Some folks seem annoyed that there's a new edition of Axis & Allies coming out shortly, so soon after the Anniversary edition. Yet the new 1942 edition is clearly aimed at a different market than AA50. The new edition is much less expensive and will probably take much less time to play as well. AA50 was definitely aimed at the true Axis & Allies fanatic. I doubt many copies were sold to customers who didn't already have a copy of some prior Axis & Allies.

Generally speaking I like to upgrade my favorite games when new and improved version appear. For example, I recently paid for new blocks and stickers for Quebec 1759 when the new edition came out. A nice service of Columbia Games is that they offer parts, so you don't necessarily have to buy a whole new game when they make a change. And they are pretty conservative with the changes, too. I'm still using the mounted Quebec 1759 I got with my 1970s-era edition, for example.

But even when the changes are enough to require a whole new game, it can be worth it. For example I bought the Jutland edition of the Great War at Sea series when it came out, even though I already had its Baltic and North Sea predecessor. I did the same things with Bitter Woods. I sold off the old copies, but sometimes I keep the old version. Probably the best example of that is the game Napoleon, where i kept my old Avalon Hill versions even after I got the Columbia edition. I thought the changes were significant enough in that case that it was really two different games.

But often I also elect not to try to keep up with game system. I've bailed on the Down In Flames series, for example, even though i have quite a few parts. One has to draw the line somewhere. But I'm satisfied with what I have of it and I'll probably keep it because there's no reason why I can't keep playing with it. It's not a game I'd play in a tournament and it doesn't hit the table too often at game clubs, so the only time I'll probably play it is with some friend. And for that purpose it won't be obsolete.

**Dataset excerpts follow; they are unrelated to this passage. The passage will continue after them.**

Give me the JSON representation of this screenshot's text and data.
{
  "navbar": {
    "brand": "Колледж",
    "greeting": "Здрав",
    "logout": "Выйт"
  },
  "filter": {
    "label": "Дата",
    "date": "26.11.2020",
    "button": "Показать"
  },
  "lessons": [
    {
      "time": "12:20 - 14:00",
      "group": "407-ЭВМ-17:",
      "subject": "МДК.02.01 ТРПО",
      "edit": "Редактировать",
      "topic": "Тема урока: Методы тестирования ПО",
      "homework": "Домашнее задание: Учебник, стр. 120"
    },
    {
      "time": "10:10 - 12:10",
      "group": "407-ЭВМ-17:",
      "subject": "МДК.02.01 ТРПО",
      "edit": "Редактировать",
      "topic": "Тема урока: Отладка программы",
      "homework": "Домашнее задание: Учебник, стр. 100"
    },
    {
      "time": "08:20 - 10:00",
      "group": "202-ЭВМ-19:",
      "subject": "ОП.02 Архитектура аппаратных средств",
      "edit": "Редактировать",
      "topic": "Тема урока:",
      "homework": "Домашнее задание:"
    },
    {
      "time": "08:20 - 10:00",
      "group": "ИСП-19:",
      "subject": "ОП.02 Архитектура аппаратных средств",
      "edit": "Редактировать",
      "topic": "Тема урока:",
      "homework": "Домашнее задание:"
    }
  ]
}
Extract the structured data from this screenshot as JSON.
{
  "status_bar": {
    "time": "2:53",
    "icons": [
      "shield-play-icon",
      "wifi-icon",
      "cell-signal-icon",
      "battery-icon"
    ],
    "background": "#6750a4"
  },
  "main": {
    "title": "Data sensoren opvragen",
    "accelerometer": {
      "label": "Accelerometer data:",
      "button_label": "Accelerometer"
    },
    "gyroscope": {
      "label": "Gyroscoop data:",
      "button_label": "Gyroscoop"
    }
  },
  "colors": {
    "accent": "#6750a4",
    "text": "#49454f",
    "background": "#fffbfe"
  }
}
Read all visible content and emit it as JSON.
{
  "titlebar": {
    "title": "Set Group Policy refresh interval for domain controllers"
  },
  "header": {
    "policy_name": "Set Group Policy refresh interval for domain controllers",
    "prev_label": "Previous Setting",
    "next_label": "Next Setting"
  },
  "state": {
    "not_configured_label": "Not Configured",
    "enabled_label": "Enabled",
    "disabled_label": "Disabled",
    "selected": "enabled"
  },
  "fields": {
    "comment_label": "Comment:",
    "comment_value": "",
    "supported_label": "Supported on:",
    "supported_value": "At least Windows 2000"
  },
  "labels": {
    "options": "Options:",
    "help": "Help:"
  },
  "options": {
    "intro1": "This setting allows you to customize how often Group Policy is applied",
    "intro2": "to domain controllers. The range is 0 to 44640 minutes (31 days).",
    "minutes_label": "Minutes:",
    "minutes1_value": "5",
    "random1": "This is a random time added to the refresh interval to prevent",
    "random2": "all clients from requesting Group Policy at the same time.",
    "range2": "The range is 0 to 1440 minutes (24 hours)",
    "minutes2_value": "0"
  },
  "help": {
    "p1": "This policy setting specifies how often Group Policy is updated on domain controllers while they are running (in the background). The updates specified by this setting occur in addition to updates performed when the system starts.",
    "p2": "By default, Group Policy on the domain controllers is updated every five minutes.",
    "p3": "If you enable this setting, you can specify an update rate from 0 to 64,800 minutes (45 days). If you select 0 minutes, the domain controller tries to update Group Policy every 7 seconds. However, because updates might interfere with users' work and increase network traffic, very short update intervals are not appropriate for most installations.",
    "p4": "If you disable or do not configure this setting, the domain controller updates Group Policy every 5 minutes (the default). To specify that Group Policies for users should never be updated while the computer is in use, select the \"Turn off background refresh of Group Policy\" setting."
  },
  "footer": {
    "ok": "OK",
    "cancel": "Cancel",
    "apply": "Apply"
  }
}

And that seems to me to be the bottom line. I think everybody probably has maybe a dozen or at most two dozen games/system they can keep up with. Those favorite/popular/tournament games are worth keeping up with, but should be focused enough to stay within whatever budget you have. For everything else, so what if there's a new edition? Unlike a VHS tape or a Nintento cartridge a good board game is just as playable with your friends no matter how many new versions are out there. Indeed. I know that many Cosmic Encounter players didn't even bother with the Hasbro/AH edition because they thought the earlier Mayfair edition was better.

Few modern games are as stable as something like Chess, but then the era of innovation for that game was a few centuries ago. Maybe some of today's favorites will settle down in the future.

1 comment:

  1. Great post! I was thinking the same thing myself recently. It also came up with Settlers of Cattan - my friends and I are split over the latter editions. It's a risk that manufacturers take - if the new edition isn't well received it has the potential of tarnishing the whole franchise.